For further purification, the substance is dissolved in sodium hydroxide solution, heavily diluted with water, treated with animal charcoal and precipitated from the hot filtrate with sulfuric acid. After cleaning twice, the product appears in fine orange-yellow needles. Example 3 10 g of 4,6-dioxy-2,5-diamino-pyrimidine are finely triturated with 30 g of phosphorus pentasulfide and refluxed for 6 hours in 200 cm3 of pyridine dried over potassium hydroxide. The mixture is then poured hot into 1 liter of cold water and left to stand for a few hours. A gray, greasy precipitate settles out and the overlying solution turns brown. It is filtered off and the filtrate is strongly acidified with sulfuric acid, a little brown amorphous precipitate is filtered off and the brown, clear filtrate is concentrated in vacuo to about 1/3 of the volume. After standing for a long time at O 'C, the sulfate of 4,6-dimercapto-2,5-diamino-pyrimidine crystallizes out in fine yellow needles. It is filtered and washed with water; Alcohol and ether off. Yield 12g.

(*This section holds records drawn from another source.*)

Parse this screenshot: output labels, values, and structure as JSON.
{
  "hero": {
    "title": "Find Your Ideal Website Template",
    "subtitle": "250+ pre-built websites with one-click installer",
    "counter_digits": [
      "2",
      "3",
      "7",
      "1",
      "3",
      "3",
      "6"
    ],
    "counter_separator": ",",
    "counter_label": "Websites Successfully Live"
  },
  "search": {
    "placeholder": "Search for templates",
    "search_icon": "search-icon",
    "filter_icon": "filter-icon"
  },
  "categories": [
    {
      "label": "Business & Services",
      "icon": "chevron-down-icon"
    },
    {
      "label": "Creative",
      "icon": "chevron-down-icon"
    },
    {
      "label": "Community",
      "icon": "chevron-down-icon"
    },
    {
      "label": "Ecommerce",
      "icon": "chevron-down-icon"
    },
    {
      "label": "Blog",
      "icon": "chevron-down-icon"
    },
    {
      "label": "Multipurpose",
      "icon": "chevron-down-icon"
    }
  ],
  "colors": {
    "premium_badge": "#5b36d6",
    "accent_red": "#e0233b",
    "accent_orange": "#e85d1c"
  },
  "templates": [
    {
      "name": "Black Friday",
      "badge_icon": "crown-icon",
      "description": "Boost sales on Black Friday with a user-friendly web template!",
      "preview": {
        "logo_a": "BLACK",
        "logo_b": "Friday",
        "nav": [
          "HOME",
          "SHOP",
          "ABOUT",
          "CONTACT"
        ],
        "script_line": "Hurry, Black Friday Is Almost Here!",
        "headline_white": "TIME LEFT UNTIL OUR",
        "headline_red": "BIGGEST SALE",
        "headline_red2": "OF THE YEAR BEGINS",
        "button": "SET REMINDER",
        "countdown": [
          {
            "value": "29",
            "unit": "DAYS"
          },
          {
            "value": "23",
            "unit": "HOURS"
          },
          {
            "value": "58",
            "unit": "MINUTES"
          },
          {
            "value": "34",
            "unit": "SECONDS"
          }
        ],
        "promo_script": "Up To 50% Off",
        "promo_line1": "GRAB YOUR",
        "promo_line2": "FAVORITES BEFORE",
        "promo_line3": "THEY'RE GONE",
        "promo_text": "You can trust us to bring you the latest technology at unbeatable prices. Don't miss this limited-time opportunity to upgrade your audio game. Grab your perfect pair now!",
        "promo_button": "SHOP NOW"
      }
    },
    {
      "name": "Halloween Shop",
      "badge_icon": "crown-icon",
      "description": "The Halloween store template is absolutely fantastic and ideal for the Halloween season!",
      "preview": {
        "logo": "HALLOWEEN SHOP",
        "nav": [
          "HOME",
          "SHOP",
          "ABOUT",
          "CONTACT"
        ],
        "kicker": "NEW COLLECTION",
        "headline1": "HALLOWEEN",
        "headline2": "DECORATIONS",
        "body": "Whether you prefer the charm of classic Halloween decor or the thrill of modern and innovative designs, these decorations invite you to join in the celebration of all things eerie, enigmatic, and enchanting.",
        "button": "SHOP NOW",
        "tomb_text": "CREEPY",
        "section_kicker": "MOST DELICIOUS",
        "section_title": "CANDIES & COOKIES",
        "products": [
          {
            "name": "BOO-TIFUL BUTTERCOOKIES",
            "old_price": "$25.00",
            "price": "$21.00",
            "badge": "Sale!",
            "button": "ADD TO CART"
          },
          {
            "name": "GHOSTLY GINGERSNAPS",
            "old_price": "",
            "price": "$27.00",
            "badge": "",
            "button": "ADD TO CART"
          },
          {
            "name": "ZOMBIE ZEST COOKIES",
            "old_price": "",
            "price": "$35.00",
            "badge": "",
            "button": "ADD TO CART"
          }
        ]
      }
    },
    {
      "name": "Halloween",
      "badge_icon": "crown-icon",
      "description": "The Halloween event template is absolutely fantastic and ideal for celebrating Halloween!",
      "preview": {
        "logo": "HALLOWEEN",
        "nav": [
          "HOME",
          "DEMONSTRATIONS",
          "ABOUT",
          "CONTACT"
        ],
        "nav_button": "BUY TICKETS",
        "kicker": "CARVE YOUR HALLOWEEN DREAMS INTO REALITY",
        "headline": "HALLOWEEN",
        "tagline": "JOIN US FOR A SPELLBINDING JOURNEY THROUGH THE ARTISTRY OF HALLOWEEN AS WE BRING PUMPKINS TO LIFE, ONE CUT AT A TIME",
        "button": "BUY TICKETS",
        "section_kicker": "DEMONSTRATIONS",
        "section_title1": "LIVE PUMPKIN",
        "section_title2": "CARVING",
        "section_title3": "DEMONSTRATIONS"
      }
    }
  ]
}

After recrystallization from 2N sulfuric acid, large, short needles of orange-yellow color that gradually decompose above 200 ° C.

Claims (2)

PATENT CLAIMS: 1. Process for the preparation of 4,6-dimercaptopyrimidines of the general formula wherein R stands for a hydrogen atom, an amino or a mercapto group, characterized in that pyrimidines of the general formula in. Which one of the substituents X is a hydroxyl group, the other is a hydroxyl or mercapto group, the substituent Y is an Anvno group or a radical convertible into an amino group and Z has the meaning of a hydrogen atom of X or Y, with phosphorus pentasulfide and converts into amino groups convertible residues are converted into amino groups in a manner known per se and, if desired, the salts obtained are converted into the bases or the free bases obtained are converted into their salts. 2. The method according to claim 1, characterized in that there is a 4,6-dioxy-5-anino-pyrimidine of the general formula wherein R is a hydrogen atom, an amino or a mercapto group, treated with phosphorus pentasulfide in pyridine. References considered: U.S. Patent No. 2,415,793; Journal of the American Chemical Society, 72: 3203-3205 (1950); 76: 5088 (1954); Comptes rendus hebdomadaires des Seances de 1'Academie des Sciences, Vol. 230 (1950), p. 755; Helvetica Chimica Acta, 38: 1191 (1955); Vol. 39 (1956), pp. 341 to 347.